I was born in May 1978
My name was not the same as it is now.
My mother’s name is Frances
My father (apparently):
Worked for the Gas & Fuel company Victoria. (as did the man who raised me)
Was older than my mother who was 29 when I was born
Had two sons one of whom 10 years older than me, one named Craig (incidentally the name of the brother I was raised with) and another that was either Michael or Matthew.
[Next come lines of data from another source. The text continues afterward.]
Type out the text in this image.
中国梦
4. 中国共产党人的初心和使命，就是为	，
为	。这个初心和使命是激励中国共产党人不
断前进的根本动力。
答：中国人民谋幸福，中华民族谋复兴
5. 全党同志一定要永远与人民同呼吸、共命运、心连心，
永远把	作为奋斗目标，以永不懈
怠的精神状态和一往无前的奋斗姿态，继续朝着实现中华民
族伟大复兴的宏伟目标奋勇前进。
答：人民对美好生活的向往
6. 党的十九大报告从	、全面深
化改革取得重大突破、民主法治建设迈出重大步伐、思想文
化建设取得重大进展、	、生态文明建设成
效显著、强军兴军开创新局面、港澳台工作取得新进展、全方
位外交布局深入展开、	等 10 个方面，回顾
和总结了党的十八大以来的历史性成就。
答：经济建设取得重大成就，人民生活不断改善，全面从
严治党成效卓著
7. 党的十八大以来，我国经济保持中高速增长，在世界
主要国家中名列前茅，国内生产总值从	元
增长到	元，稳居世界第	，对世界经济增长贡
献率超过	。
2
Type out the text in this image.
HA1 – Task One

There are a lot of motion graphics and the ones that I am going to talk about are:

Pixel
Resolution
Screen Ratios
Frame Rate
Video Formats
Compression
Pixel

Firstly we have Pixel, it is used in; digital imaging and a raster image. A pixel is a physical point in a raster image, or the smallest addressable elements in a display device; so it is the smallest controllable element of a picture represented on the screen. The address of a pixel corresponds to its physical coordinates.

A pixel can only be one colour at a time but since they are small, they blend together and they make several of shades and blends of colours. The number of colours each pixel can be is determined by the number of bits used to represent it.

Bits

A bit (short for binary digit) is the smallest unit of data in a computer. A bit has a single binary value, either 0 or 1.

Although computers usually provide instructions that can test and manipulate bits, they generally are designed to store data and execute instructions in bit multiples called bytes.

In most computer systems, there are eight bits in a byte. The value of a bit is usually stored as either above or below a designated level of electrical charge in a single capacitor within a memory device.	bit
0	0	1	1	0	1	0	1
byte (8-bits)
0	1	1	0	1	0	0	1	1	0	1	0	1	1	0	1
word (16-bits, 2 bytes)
He was separated from their mother and I am led to believe he has little or nothing to do with them.
He also has another son who is close to age to my eldest child (17ish), with the lady he was / is in a relationship with while having an affair with my mother whose name is Stefanie/Stephanie, I would be surprised if she knows about me and this is part of my hesitation to pull the trigger on this post.
They lived on the Sunshine Coast a few years ago and may or may not have moved to Brisbane.
His name is John Anderson and I do not have a date of birth or middle name to go on. So you can see where my conclusion that this may indeed be another lie piled on a lie comes from.
It’s out here now, for what it’s worth and what little good it can do. I don’t know that I want a relationship with this person as all evidence says they do not desire one. But I do want at the very least the health information that I’d at least have if he’d been a sperm donor.